To see how it is done, we should look at the workload analysis of the server. As can be seen in the histogram (processing Query 1):
The database is divided into two major areas – the data area that stores the records and the index area that stores the columnstore indexes (and some attached data). The size of the data area is about 100G (as regular database) and the index area is about 25G. Obviously, the temperature (i.e., access frequency of the space) of the index area is much higher (10x) than the data area. Hence, flash caching software should mainly warm (pre-fetch) the index area to achieve more than 90% hit ratio. Using OCZ’s VXL cacheing software in VMware environment, the total query time reduces from 2138 to 828 – 4x improvement.
HP-Vertica
In this example, a true columnar database is tested. HP-Vertica is high performance and high compressed analytical database. Here, no indexes need to be defined and data is inserted in a columnar way. As can be seen from the histogram:
- Database is highly compressed – about 25G comparing to the 160G of SQL server (with indexes).
- Indexes area is 10x hotter than data area.
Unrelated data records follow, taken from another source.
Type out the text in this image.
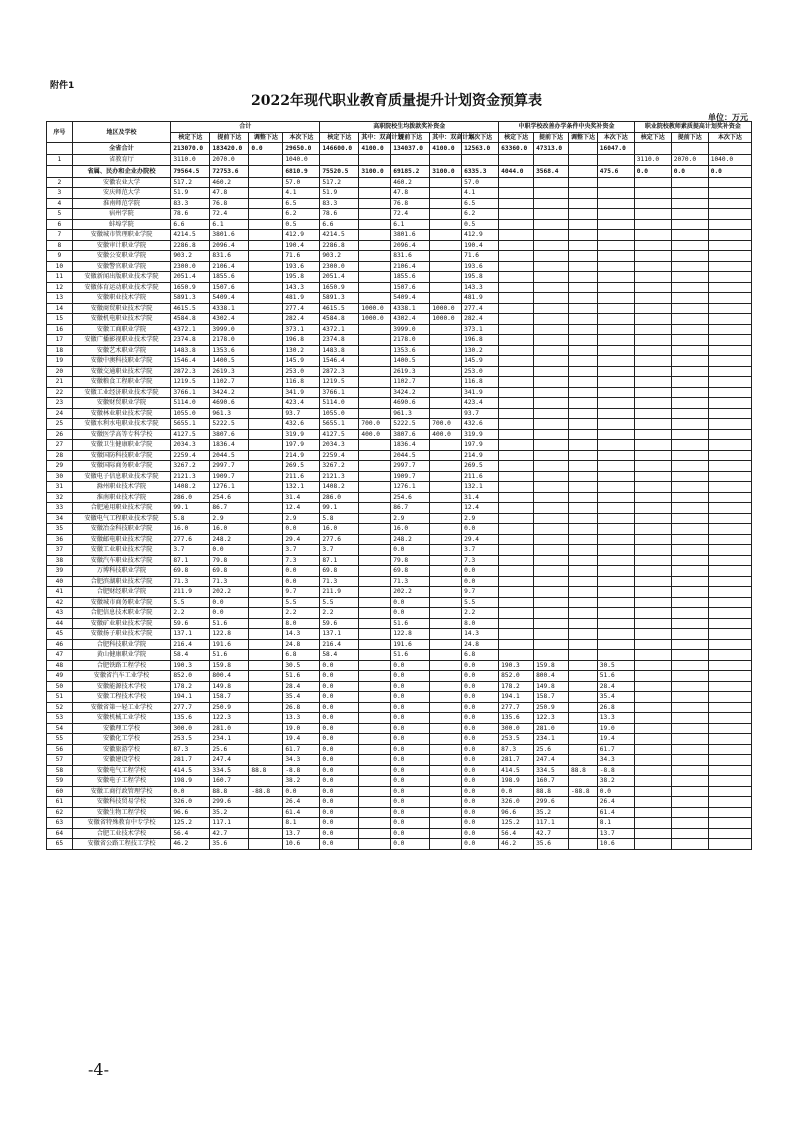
附件1
2022年现代职业教育质量提升计划资金预算表
单位：万元
序号	地区及学校	合计				高职院校生均拨款奖补资金					中职学校改善办学条件中央奖补资金				职业院校教师素质提高计划奖补资金		
		核定下达	提前下达	调整下达	本次下达	核定下达	其中：双高计划	提前下达	其中：双高计划	本次下达	核定下达	提前下达	调整下达	本次下达	核定下达	提前下达	本次下达
	全省合计	213070.0	183420.0	0.0	29650.0	146600.0	4100.0	134037.0	4100.0	12563.0	63360.0	47313.0		16047.0			
1	省教育厅	3110.0	2070.0		1040.0										3110.0	2070.0	1040.0
	省属、民办和企业办院校	79564.5	72753.6		6810.9	75520.5	3100.0	69185.2	3100.0	6335.3	4044.0	3568.4		475.6	0.0	0.0	0.0
2	安徽农业大学	517.2	460.2		57.0	517.2		460.2		57.0							
3	安庆师范大学	51.9	47.8		4.1	51.9		47.8		4.1							
4	淮南师范学院	83.3	76.8		6.5	83.3		76.8		6.5							
5	宿州学院	78.6	72.4		6.2	78.6		72.4		6.2							
6	蚌埠学院	6.6	6.1		0.5	6.6		6.1		0.5							
7	安徽城市管理职业学院	4214.5	3801.6		412.9	4214.5		3801.6		412.9							
8	安徽审计职业学院	2286.8	2096.4		190.4	2286.8		2096.4		190.4							
9	安徽公安职业学院	903.2	831.6		71.6	903.2		831.6		71.6							
10	安徽警官职业学院	2300.0	2106.4		193.6	2300.0		2106.4		193.6							
11	安徽新闻出版职业技术学院	2051.4	1855.6		195.8	2051.4		1855.6		195.8							
12	安徽体育运动职业技术学院	1650.9	1507.6		143.3	1650.9		1507.6		143.3							
13	安徽职业技术学院	5891.3	5409.4		481.9	5891.3		5409.4		481.9							
14	安徽商贸职业技术学院	4615.5	4338.1		277.4	4615.5	1000.0	4338.1	1000.0	277.4							
15	安徽机电职业技术学院	4584.8	4302.4		282.4	4584.8	1000.0	4302.4	1000.0	282.4							
16	安徽工商职业学院	4372.1	3999.0		373.1	4372.1		3999.0		373.1							
17	安徽广播影视职业技术学院	2374.8	2178.0		196.8	2374.8		2178.0		196.8							
18	安徽艺术职业学院	1483.8	1353.6		130.2	1483.8		1353.6		130.2							
19	安徽中澳科技职业学院	1546.4	1400.5		145.9	1546.4		1400.5		145.9							
20	安徽交通职业技术学院	2872.3	2619.3		253.0	2872.3		2619.3		253.0							
21	安徽粮食工程职业学院	1219.5	1102.7		116.8	1219.5		1102.7		116.8							
22	安徽工业经济职业技术学院	3766.1	3424.2		341.9	3766.1		3424.2		341.9							
23	安徽财贸职业学院	5114.0	4690.6		423.4	5114.0		4690.6		423.4							
24	安徽林业职业技术学院	1055.0	961.3		93.7	1055.0		961.3		93.7							
25	安徽水利水电职业技术学院	5655.1	5222.5		432.6	5655.1	700.0	5222.5	700.0	432.6							
26	安徽医学高等专科学校	4127.5	3807.6		319.9	4127.5	400.0	3807.6	400.0	319.9							
27	安徽卫生健康职业学院	2034.3	1836.4		197.9	2034.3		1836.4		197.9							
28	安徽国防科技职业学院	2259.4	2044.5		214.9	2259.4		2044.5		214.9							
29	安徽国际商务职业学院	3267.2	2997.7		269.5	3267.2		2997.7		269.5							
30	安徽电子信息职业技术学院	2121.3	1909.7		211.6	2121.3		1909.7		211.6							
31	滁州职业技术学院	1408.2	1276.1		132.1	1408.2		1276.1		132.1							
32	淮南职业技术学院	286.0	254.6		31.4	286.0		254.6		31.4							
33	合肥通用职业技术学院	99.1	86.7		12.4	99.1		86.7		12.4							
34	安徽电气工程职业技术学院	5.8	2.9		2.9	5.8		2.9		2.9							
35	安徽冶金科技职业学院	16.0	16.0		0.0	16.0		16.0		0.0							
36	安徽邮电职业技术学院	277.6	248.2		29.4	277.6		248.2		29.4							
37	安徽工业职业技术学院	3.7	0.0		3.7	3.7		0.0		3.7							
38	安徽汽车职业技术学院	87.1	79.8		7.3	87.1		79.8		7.3							
39	万博科技职业学院	69.8	69.8		0.0	69.8		69.8		0.0							
40	合肥滨湖职业技术学院	71.3	71.3		0.0	71.3		71.3		0.0							
41	合肥财经职业学院	211.9	202.2		9.7	211.9		202.2		9.7							
42	安徽城市商务职业学院	5.5	0.0		5.5	5.5		0.0		5.5							
43	合肥信息技术职业学院	2.2	0.0		2.2	2.2		0.0		2.2							
44	安徽矿业职业技术学院	59.6	51.6		8.0	59.6		51.6		8.0							
45	安徽扬子职业技术学院	137.1	122.8		14.3	137.1		122.8		14.3							
46	合肥科技职业学院	216.4	191.6		24.8	216.4		191.6		24.8							
47	黄山健康职业学院	58.4	51.6		6.8	58.4		51.6		6.8							
48	合肥铁路工程学校	190.3	159.8		30.5	0.0		0.0		0.0	190.3	159.8		30.5			
49	安徽省汽车工业学校	852.0	800.4		51.6	0.0		0.0		0.0	852.0	800.4		51.6			
50	安徽能源技术学校	178.2	149.8		28.4	0.0		0.0		0.0	178.2	149.8		28.4			
51	安徽工程技术学校	194.1	158.7		35.4	0.0		0.0		0.0	194.1	158.7		35.4			
52	安徽省第一轻工业学校	277.7	250.9		26.8	0.0		0.0		0.0	277.7	250.9		26.8			
53	安徽机械工业学校	135.6	122.3		13.3	0.0		0.0		0.0	135.6	122.3		13.3			
54	安徽理工学校	300.0	281.0		19.0	0.0		0.0		0.0	300.0	281.0		19.0			
55	安徽化工学校	253.5	234.1		19.4	0.0		0.0		0.0	253.5	234.1		19.4			
56	安徽旅游学校	87.3	25.6		61.7	0.0		0.0		0.0	87.3	25.6		61.7			
57	安徽建设学校	281.7	247.4		34.3	0.0		0.0		0.0	281.7	247.4		34.3			
58	安徽电气工程学校	414.5	334.5	88.8	-8.8	0.0		0.0		0.0	414.5	334.5	88.8	-8.8			
59	安徽电子工程学校	198.9	160.7		38.2	0.0		0.0		0.0	198.9	160.7		38.2			
60	安徽工商行政管理学校	0.0	88.8	-88.8	0.0	0.0		0.0		0.0	0.0	88.8	-88.8	0.0			
61	安徽科技贸易学校	326.0	299.6		26.4	0.0		0.0		0.0	326.0	299.6		26.4			
62	安徽生物工程学校	96.6	35.2		61.4	0.0		0.0		0.0	96.6	35.2		61.4			
63	安徽省特殊教育中专学校	125.2	117.1		8.1	0.0		0.0		0.0	125.2	117.1		8.1			
64	合肥工业技术学校	56.4	42.7		13.7	0.0		0.0		0.0	56.4	42.7		13.7			
65	安徽省公路工程技工学校	46.2	35.6		10.6	0.0		0.0		0.0	46.2	35.6		10.6			
-4-
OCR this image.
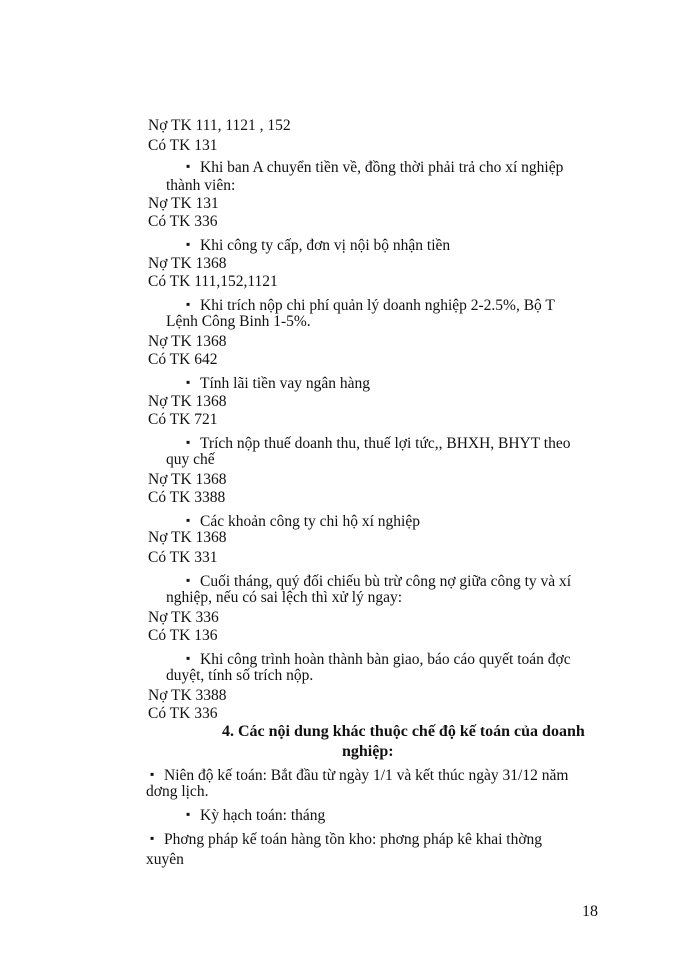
Nợ TK 111, 1121 , 152
Có TK 131
▪ Khi ban A chuyển tiền về, đồng thời phải trả cho xí nghiệp
thành viên:
Nợ TK 131
Có TK 336
▪ Khi công ty cấp, đơn vị nội bộ nhận tiền
Nợ TK 1368
Có TK 111,152,1121
▪ Khi trích nộp chi phí quản lý doanh nghiệp 2-2.5%, Bộ T
Lệnh Công Binh 1-5%.
Nợ TK 1368
Có TK 642
▪ Tính lãi tiền vay ngân hàng
Nợ TK 1368
Có TK 721
▪ Trích nộp thuế doanh thu, thuế lợi tức,, BHXH, BHYT theo
quy chế
Nợ TK 1368
Có TK 3388
▪ Các khoản công ty chi hộ xí nghiệp
Nợ TK 1368
Có TK 331
▪ Cuối tháng, quý đối chiếu bù trừ công nợ giữa công ty và xí
nghiệp, nếu có sai lệch thì xử lý ngay:
Nợ TK 336
Có TK 136
▪ Khi công trình hoàn thành bàn giao, báo cáo quyết toán đợc
duyệt, tính số trích nộp.
Nợ TK 3388
Có TK 336
4. Các nội dung khác thuộc chế độ kế toán của doanh
nghiệp:
▪ Niên độ kế toán: Bắt đầu từ ngày 1/1 và kết thúc ngày 31/12 năm
dơng lịch.
▪ Kỳ hạch toán: tháng
▪ Phơng pháp kế toán hàng tồn kho: phơng pháp kê khai thờng
xuyên
18
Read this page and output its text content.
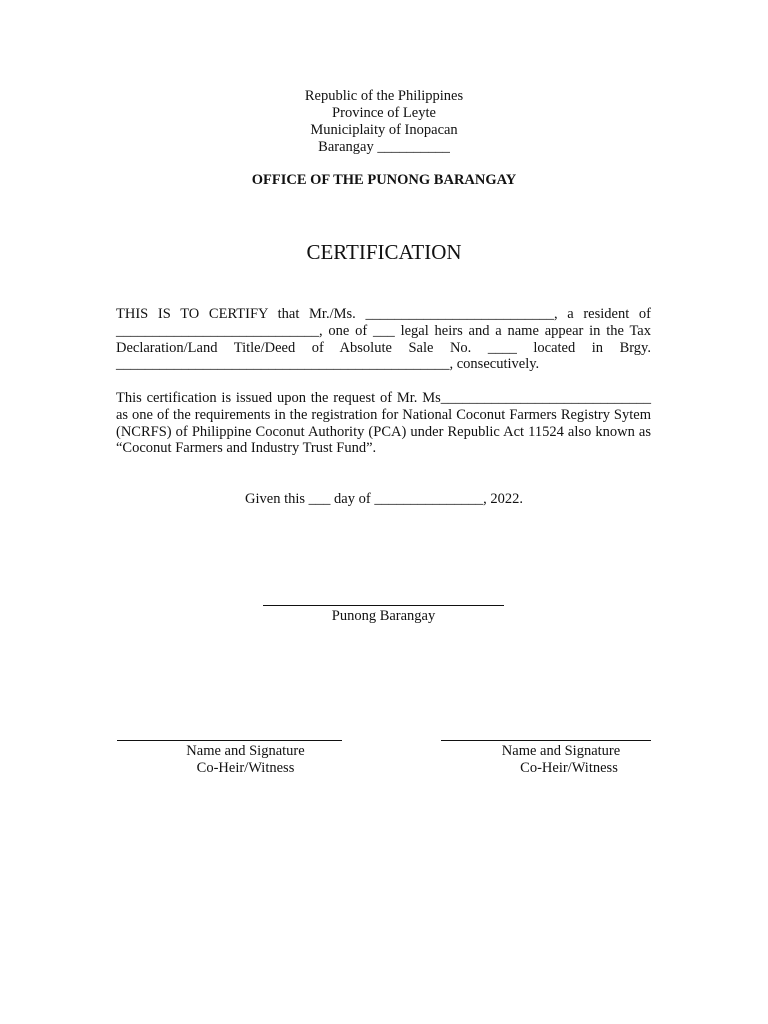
Republic of the Philippines
Province of Leyte
Municiplaity of Inopacan
Barangay __________
OFFICE OF THE PUNONG BARANGAY
CERTIFICATION

THIS IS TO CERTIFY that Mr./Ms. __________________________, a resident of ____________________________, one of ___ legal heirs and a name appear in the Tax Declaration/Land Title/Deed of Absolute Sale No. ____ located in Brgy. ______________________________________________, consecutively.

This certification is issued upon the request of Mr. Ms_____________________________ as one of the requirements in the registration for National Coconut Farmers Registry Sytem (NCRFS) of Philippine Coconut Authority (PCA) under Republic Act 11524 also known as “Coconut Farmers and Industry Trust Fund”.

Given this ___ day of _______________, 2022.
Punong Barangay
Name and Signature
Co-Heir/Witness
Name and Signature
Co-Heir/Witness
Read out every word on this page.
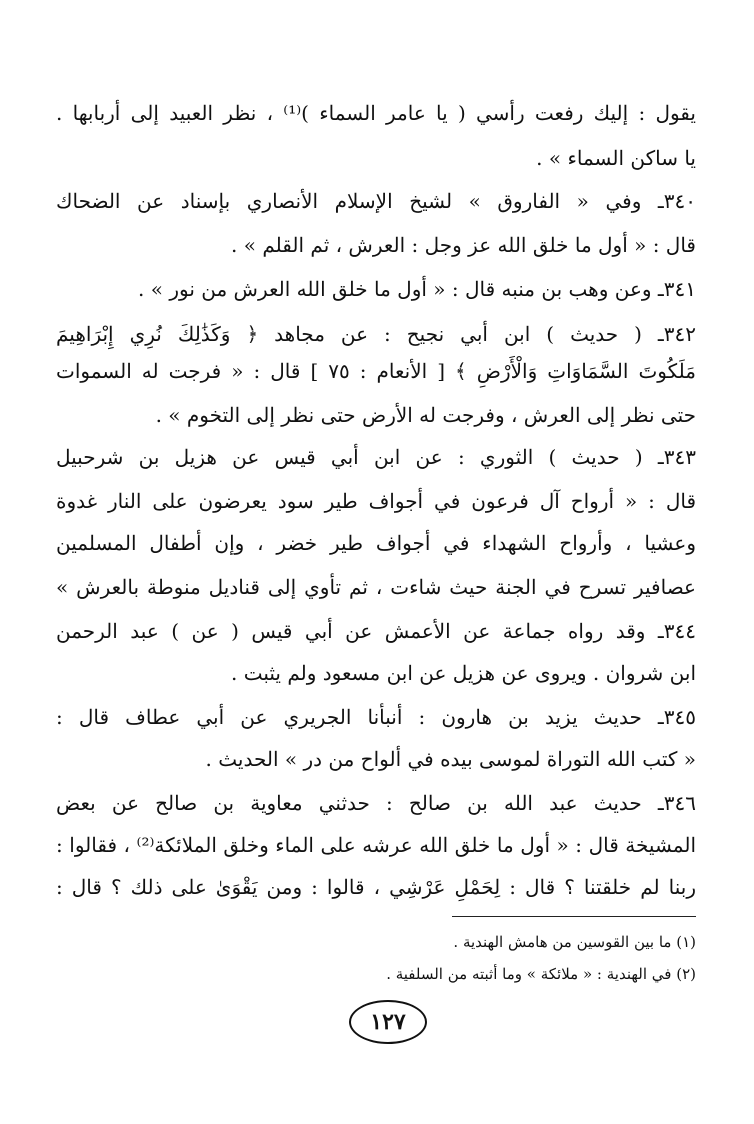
يقول : إليك رفعت رأسي ( يا عامر السماء )⁽¹⁾ ، نظر العبيد إلى أربابها .
يا ساكن السماء » .
٣٤٠ـ وفي « الفاروق » لشيخ الإسلام الأنصاري بإسناد عن الضحاك
قال : « أول ما خلق الله عز وجل : العرش ، ثم القلم » .
٣٤١ـ وعن وهب بن منبه قال : « أول ما خلق الله العرش من نور » .
٣٤٢ـ ( حديث ) ابن أبي نجيح : عن مجاهد ﴿ وَكَذَٰلِكَ نُرِي إِبْرَاهِيمَ
مَلَكُوتَ السَّمَاوَاتِ وَالْأَرْضِ ﴾ [ الأنعام : ٧٥ ] قال : « فرجت له السموات
حتى نظر إلى العرش ، وفرجت له الأرض حتى نظر إلى التخوم » .
٣٤٣ـ ( حديث ) الثوري : عن ابن أبي قيس عن هزيل بن شرحبيل
قال : « أرواح آل فرعون في أجواف طير سود يعرضون على النار غدوة
وعشيا ، وأرواح الشهداء في أجواف طير خضر ، وإن أطفال المسلمين
عصافير تسرح في الجنة حيث شاءت ، ثم تأوي إلى قناديل منوطة بالعرش »
٣٤٤ـ وقد رواه جماعة عن الأعمش عن أبي قيس ( عن ) عبد الرحمن
ابن شروان . ويروى عن هزيل عن ابن مسعود ولم يثبت .
٣٤٥ـ حديث يزيد بن هارون : أنبأنا الجريري عن أبي عطاف قال :
« كتب الله التوراة لموسى بيده في ألواح من در » الحديث .
٣٤٦ـ حديث عبد الله بن صالح : حدثني معاوية بن صالح عن بعض
المشيخة قال : « أول ما خلق الله عرشه على الماء وخلق الملائكة⁽²⁾ ، فقالوا :
ربنا لم خلقتنا ؟ قال : لِحَمْلِ عَرْشِي ، قالوا : ومن يَقْوَىٰ على ذلك ؟ قال :
(١) ما بين القوسين من هامش الهندية .
(٢) في الهندية : « ملائكة » وما أثبته من السلفية .
١٢٧
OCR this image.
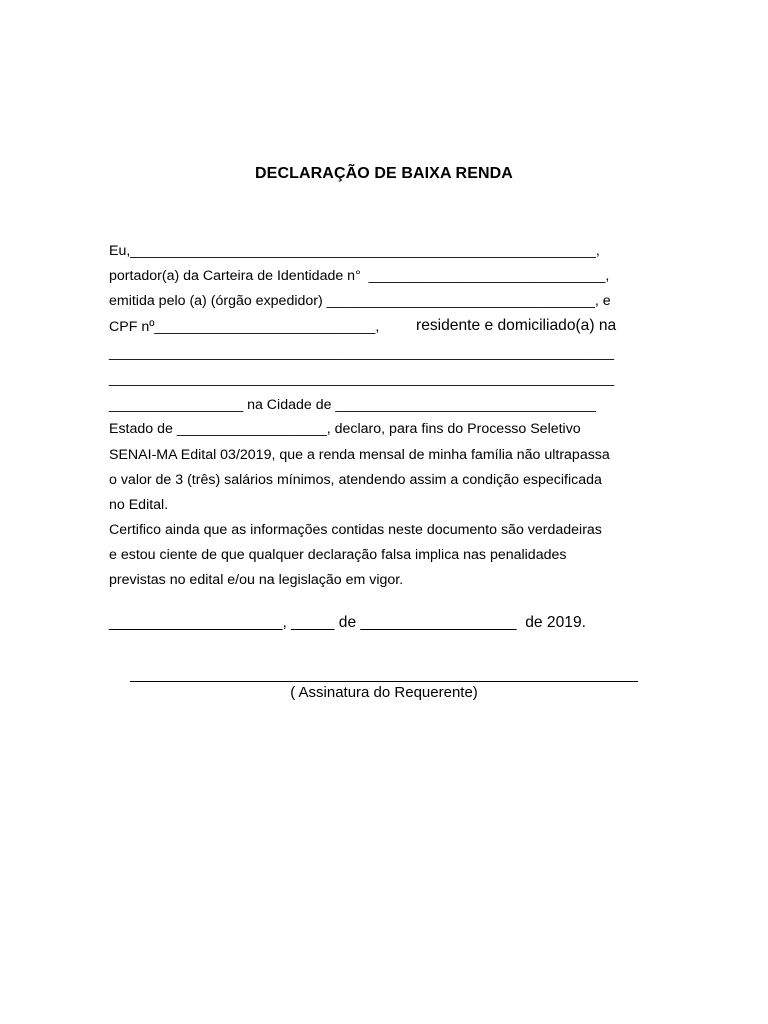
DECLARAÇÃO DE BAIXA RENDA

Eu,___________________________________________________________,

portador(a) da Carteira de Identidade n°  ______________________________,

emitida pelo (a) (órgão expedidor) __________________________________, e

CPF nº____________________________, residente e domiciliado(a) na

________________________________________________________________

________________________________________________________________

_________________ na Cidade de _________________________________

Estado de ___________________, declaro, para fins do Processo Seletivo

SENAI-MA Edital 03/2019, que a renda mensal de minha família não ultrapassa

o valor de 3 (três) salários mínimos, atendendo assim a condição especificada

no Edital.

Certifico ainda que as informações contidas neste documento são verdadeiras

e estou ciente de que qualquer declaração falsa implica nas penalidades

previstas no edital e/ou na legislação em vigor.

____________________, _____ de __________________  de 2019.

( Assinatura do Requerente)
Also, index area is much more narrow than 2012.
Again, flash cache applications can take advantage of this structure and gain high hit ratio. Furthermore, with the high compression (only 25G for 100G database), the entire database can reside in flash and achieve high performance.
Summery
Clearly, column oriented databases will enter more and more to data centers and cloud environments, both via mainstream DBMS (i.e., Microsoft) and smaller vendors (e.g., HP-Vertica). The growing demand for analytical services and big data will also push flash based storage either as primary tier or cache to provide the high performance required.